The bottom line is that 95% of the TV audience comes from five countries. The claim that it is the second biggest sporting event in the world is bordering on delusional.

Quite simply you are not allowed to dispute their claim that this was the most exciting RWC and best final ever. NO, the best final in my view was England/Aus when it hung on dropped goal with seconds to go, that was nail biting stuff. But no, the spin doctors and PR gurus like to tell us how we should feel and what a good time we have had and how brilliant the rugby was..

Lord Egbut Nobacon

The Veteran said...

MiLord ... but hold on, professional sport, any sport, is a business. Bums on seats is a a bonus with the real money coming from media rights/sponsorship/advertising. And if that is right then of course those that pay the piper call the tune.

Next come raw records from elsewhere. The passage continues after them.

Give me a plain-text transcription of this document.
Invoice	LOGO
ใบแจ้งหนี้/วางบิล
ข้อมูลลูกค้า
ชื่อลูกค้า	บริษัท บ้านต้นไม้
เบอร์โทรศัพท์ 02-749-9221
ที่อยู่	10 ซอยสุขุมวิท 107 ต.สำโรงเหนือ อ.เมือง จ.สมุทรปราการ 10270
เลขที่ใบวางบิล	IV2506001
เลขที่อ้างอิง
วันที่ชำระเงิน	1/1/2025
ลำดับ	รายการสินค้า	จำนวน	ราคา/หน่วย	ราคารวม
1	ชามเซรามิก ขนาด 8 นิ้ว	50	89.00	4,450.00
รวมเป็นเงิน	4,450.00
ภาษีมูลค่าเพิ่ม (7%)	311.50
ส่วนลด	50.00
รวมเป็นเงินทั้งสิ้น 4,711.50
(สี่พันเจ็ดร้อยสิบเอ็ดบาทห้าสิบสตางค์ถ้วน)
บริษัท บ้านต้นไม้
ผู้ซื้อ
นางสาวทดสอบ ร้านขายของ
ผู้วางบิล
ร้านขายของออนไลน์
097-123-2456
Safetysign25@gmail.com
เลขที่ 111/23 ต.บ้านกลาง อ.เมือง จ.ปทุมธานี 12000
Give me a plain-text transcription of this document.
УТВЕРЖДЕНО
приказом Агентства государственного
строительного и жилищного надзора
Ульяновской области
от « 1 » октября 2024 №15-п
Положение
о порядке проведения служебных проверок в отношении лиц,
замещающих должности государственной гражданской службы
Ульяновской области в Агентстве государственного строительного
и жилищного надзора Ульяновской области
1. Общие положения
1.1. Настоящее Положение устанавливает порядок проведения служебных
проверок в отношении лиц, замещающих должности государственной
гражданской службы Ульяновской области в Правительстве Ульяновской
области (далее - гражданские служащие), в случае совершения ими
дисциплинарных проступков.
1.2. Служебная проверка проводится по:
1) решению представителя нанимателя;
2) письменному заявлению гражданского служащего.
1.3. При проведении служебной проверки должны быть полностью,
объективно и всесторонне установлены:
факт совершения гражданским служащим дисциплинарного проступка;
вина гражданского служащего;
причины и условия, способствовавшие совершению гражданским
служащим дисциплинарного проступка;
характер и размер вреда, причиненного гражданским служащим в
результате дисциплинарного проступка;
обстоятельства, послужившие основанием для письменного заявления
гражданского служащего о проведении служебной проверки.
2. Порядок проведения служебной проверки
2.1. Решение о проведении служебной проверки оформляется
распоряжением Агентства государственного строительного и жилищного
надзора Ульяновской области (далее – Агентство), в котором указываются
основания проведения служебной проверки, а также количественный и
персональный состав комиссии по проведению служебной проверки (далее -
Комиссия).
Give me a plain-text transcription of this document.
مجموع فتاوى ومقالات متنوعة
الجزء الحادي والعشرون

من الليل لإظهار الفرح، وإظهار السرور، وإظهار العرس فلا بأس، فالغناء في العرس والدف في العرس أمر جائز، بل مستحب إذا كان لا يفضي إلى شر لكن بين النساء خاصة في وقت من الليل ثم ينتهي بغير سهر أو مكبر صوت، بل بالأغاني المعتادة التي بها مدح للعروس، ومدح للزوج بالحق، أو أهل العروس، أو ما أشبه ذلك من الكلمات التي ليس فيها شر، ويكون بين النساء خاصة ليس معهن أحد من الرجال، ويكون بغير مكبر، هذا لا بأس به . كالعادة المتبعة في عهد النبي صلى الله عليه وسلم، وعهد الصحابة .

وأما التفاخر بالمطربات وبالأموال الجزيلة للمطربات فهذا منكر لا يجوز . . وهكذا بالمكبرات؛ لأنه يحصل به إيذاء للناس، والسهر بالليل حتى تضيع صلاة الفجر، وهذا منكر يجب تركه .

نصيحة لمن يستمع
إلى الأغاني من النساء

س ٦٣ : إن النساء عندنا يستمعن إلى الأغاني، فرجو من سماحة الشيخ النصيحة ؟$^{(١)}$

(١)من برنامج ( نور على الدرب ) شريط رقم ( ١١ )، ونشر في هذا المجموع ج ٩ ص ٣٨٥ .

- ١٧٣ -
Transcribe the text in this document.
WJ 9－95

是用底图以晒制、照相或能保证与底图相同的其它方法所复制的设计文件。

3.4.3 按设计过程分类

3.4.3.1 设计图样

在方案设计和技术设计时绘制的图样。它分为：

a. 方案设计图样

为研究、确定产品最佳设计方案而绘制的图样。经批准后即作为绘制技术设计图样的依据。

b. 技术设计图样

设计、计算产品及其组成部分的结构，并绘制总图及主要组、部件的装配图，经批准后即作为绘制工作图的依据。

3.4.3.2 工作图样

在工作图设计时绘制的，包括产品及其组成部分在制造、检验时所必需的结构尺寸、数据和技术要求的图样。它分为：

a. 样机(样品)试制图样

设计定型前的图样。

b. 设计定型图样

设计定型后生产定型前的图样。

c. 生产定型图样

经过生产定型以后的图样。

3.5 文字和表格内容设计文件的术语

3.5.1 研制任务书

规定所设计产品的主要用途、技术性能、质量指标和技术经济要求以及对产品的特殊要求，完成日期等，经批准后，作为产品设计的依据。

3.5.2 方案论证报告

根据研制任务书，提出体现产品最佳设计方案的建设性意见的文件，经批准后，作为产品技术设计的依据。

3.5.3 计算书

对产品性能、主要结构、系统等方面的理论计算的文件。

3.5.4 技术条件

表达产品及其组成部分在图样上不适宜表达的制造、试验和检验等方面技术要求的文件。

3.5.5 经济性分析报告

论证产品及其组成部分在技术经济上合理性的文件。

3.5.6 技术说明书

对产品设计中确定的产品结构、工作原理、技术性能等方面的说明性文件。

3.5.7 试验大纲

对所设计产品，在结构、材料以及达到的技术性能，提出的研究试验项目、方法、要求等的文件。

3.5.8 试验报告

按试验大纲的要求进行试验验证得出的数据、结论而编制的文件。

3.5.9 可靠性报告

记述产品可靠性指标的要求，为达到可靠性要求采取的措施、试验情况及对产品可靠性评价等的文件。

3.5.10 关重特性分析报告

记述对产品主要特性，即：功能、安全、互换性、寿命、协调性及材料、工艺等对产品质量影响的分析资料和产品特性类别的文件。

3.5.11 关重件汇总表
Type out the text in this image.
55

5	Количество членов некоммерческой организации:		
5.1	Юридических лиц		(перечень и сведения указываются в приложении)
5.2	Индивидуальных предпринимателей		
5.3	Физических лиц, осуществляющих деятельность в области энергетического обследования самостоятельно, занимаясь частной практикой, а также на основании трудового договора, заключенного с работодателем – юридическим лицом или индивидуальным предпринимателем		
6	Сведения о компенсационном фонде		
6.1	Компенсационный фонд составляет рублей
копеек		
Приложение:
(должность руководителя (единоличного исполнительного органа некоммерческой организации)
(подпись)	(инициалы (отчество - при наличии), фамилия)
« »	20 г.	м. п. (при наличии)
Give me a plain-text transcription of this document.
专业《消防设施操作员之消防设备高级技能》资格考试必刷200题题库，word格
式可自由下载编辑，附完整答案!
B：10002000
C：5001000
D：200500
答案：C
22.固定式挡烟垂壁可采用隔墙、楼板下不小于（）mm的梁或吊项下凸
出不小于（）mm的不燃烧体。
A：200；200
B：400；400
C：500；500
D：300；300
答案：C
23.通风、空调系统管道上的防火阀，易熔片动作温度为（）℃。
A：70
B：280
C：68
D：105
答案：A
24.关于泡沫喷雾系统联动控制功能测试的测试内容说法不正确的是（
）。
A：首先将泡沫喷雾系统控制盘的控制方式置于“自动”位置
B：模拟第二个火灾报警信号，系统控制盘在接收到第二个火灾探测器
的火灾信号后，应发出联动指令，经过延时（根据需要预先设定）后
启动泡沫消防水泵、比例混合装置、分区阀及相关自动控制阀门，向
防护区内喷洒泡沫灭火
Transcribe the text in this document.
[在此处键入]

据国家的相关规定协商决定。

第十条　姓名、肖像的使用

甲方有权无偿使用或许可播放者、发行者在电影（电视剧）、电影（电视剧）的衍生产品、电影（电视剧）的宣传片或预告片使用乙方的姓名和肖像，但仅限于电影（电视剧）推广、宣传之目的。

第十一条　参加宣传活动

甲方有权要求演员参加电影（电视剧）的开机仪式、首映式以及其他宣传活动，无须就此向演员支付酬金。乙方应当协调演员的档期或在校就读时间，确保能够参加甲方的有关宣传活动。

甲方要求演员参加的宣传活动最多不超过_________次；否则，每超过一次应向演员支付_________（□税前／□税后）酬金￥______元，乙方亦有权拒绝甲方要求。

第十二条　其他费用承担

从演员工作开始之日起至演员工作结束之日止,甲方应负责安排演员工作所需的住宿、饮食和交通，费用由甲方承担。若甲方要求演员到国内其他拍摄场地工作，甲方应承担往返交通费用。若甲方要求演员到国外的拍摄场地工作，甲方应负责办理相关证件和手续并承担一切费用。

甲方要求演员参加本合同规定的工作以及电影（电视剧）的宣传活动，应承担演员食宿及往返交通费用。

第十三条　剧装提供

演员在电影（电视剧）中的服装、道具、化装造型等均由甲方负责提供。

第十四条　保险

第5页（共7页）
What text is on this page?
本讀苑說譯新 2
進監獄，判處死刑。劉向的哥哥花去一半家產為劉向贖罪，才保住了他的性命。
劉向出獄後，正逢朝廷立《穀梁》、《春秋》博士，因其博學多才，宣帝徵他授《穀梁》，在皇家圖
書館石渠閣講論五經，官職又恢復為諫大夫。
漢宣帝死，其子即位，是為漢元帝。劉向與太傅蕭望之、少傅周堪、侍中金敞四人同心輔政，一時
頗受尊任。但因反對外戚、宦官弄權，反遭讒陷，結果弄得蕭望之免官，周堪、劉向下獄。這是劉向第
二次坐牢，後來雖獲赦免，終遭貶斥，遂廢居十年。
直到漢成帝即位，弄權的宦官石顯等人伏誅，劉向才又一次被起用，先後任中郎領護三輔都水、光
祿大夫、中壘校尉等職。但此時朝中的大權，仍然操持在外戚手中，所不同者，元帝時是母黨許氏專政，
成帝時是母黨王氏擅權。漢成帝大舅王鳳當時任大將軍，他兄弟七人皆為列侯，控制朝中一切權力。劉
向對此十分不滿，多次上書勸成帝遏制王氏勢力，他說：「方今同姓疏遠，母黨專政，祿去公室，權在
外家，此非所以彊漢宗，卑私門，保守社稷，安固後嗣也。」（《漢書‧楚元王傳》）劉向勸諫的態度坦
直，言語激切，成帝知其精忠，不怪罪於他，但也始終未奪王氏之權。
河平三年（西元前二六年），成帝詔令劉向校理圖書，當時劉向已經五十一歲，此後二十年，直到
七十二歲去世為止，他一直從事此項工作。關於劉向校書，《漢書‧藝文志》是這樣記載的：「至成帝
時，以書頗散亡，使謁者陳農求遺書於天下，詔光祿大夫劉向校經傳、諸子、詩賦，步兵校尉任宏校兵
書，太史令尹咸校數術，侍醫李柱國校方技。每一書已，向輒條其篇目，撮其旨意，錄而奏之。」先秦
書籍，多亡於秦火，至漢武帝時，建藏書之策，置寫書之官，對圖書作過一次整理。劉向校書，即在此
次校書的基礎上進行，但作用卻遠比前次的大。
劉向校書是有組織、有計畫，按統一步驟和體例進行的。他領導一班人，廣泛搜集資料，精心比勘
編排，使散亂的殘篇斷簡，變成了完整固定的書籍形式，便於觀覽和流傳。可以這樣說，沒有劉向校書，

All I know is that I got a kick out of watching both the ABs and Japan play. Yep, in the great scheme of things Rugby is a relatively minor sport (but growing fast in nations like China where it is now an official sport of the Peoples Liberation Army). League even more so along with Hockey, netball and softball but, in the end, so what, each code has its own player/fan base and, if they are getting a kick out of it, then who are we to knock them.

One hopes that Rugby will never go down the road that FIFA has trod and lets not even mention cricket.

Anonymous said...

Unless things change it will become a FIFA road as the money is is to much for human nature not to do what it does best.....get greedy and fuck up.

My concern is that the gulf between Nth and Sth Hemisphere rugby will become so great test rugby between the two will be reduced to exhibition matches. The truly exciting rugby will be found in the Super 14, six nations and French club rugby all between teams of equal standing.

The things that breed rugby players are largely missing in the UK and northern France, benign climate, plenty of easily accessible grass, and a national will. From to Rio to Soweto from Morocco to the back streets of Manchester all you need is a flat surface of any material to kick a football around.

Charlie Lines makes my case on the economic Gulf between football and rugby supporters a very privileged, privately educated 15 year old from a wealthy middle class family. Twickenham would have been stuffed with such people who are the only ones able to afford a ticket but they love rugby in a gladiatorial sense even if they don't know the rules. Never mind, it's a favour in the bank and if SBW falls on hard times he can always call on Charlie when he is a successful lawyer/doctor/civil servant.